Abstract Body (Do not enter title and authors here): Introduction:
Heart failure with preserved ejection fraction (HFpEF) is a heterogeneous syndrome, and its pathophysiology is not fully understood. Histone serotonylation has recently emerged as a novel epigenetic mechanism, and transglutaminase 2 (TGM2) has been identified as a responsible molecule mediating this process through its gulutaminase activity.

Aim:
This study aimed to investigate the significance of histone serotonylation in cardiomyocytes during the development of HFpEF.

Methods:
HFpEF was induced in a mouse model using a combination of salty drinking water, unilateral nephrectomy, and chronic exposure to aldosterone, referred to as the SAUNA model (Figure 1A).

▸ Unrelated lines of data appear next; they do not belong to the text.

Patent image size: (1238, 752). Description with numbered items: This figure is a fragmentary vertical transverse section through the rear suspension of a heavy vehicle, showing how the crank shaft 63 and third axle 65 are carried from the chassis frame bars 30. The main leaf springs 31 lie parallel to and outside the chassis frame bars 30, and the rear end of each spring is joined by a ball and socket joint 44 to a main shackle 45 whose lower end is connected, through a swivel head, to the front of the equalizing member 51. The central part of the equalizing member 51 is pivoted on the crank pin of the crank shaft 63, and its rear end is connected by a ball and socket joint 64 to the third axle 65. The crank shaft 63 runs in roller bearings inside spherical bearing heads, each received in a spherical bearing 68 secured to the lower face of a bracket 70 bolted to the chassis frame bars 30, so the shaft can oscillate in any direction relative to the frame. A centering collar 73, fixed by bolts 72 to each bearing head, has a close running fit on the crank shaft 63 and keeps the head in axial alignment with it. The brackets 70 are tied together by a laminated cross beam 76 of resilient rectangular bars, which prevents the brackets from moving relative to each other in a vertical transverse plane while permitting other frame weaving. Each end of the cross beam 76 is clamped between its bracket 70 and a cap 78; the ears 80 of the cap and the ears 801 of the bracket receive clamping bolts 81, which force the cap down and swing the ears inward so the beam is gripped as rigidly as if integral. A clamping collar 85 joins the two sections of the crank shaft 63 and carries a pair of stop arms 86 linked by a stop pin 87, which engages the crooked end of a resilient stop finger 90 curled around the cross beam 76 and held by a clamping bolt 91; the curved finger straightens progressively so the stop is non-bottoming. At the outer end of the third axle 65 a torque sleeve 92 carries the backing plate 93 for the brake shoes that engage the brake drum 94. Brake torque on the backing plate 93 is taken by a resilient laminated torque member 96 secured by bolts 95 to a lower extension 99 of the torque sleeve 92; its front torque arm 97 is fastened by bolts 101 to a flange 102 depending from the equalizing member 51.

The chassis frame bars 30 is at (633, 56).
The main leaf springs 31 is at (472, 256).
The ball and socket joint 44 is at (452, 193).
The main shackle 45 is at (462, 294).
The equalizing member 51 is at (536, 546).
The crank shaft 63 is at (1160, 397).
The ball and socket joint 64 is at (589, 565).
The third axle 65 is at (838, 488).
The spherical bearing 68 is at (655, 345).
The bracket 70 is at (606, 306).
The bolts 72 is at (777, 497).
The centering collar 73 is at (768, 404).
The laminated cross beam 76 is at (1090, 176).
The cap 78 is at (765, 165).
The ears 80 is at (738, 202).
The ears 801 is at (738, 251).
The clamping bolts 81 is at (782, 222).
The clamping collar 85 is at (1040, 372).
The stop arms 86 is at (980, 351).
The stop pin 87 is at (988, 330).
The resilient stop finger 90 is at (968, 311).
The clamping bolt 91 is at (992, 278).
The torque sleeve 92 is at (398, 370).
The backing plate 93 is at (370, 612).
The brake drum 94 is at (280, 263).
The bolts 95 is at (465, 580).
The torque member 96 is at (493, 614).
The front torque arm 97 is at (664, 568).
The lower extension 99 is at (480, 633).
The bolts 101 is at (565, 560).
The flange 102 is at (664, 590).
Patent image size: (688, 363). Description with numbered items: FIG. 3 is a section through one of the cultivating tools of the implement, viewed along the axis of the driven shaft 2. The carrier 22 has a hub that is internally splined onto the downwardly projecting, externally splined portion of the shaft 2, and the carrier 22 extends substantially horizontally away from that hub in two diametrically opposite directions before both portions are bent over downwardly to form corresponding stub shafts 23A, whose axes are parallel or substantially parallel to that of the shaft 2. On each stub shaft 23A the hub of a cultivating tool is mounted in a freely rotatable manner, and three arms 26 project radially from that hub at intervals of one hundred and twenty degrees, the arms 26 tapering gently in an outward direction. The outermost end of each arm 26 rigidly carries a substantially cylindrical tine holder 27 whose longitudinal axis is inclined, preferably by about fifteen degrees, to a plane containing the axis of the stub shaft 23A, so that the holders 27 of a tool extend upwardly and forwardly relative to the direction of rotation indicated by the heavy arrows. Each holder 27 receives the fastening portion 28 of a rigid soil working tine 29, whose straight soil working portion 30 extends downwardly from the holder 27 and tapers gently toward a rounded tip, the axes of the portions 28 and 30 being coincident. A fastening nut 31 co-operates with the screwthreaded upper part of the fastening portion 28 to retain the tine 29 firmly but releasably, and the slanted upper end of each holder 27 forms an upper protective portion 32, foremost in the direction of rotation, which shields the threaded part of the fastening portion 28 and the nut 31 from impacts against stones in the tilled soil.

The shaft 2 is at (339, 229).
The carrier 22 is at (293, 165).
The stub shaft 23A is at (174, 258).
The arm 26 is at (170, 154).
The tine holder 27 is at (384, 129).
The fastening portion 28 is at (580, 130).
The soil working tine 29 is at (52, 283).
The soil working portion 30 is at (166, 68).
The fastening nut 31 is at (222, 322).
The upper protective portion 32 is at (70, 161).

To assess the role of TGM2, cardiomyocyte-specific TGM2-deficient (CKO) mice were generated.

Results:
In wild-type mice, histone serotonylation (H3K4me3Q5ser) as well as nuclear TGM2 expression were significantly increased in the hearts at 4 weeks after SAUNA induction. In TGM2-CKO hearts, H3K4me3Q5ser levels were decreased by 80% compared to wild-type littermates (Figure 1B). Following 4 weeks of SAUNA exposure, TGM2-CKO mice showed exacerbated diastolic dysfunction, evidenced by increased E/A ratio, E/e’ ratio, and left atrial volume, compared to wild-type littermates (Figure 2). Furthermore, SAUNA-exposed TGM2-CKO mice exhibited a significant reduction in running distance by treadmill exercise testing and elevated lung weight. Ex vivo analysis using isolated cardiomyocytes revealed that time-to-50% relaxation in response to 1 Hz pacing were significantly prolonged in cardiomyocytes from TGM2-CKO mice, indicating impaired cardiomyocyte relaxation at a single cardiomyocyte level. CUT&RUN sequencing of cardiac tissue using an anti-H3K4me3Q5ser antibody revealed significant enrichment of gene ontology terms related to microtubule-associated pathways in SAUNA hearts compared to sham controls (Figure 3). In vitro, aldosterone stimulation promoted nuclear translocation of TGM2 in cardiac myocytes transfected with GFP-tagged TGM2, whereas a Ca²⁺-binding-mutants failed to localize to the nucleus, indicating its role of Ca²⁺-dependent TGM2 activation in this process.

Conclusion:
Cardiomyocyte-specific TGM2 deletion exacerbates diastolic dysfunction, exercise intolerance, pulmonary congestion, and impaired cardiomyocyte stiffness in the SAUNA model. These findings suggest that TGM2 plays a cardio-protective role and could represent a novel therapeutic target for HFpEF.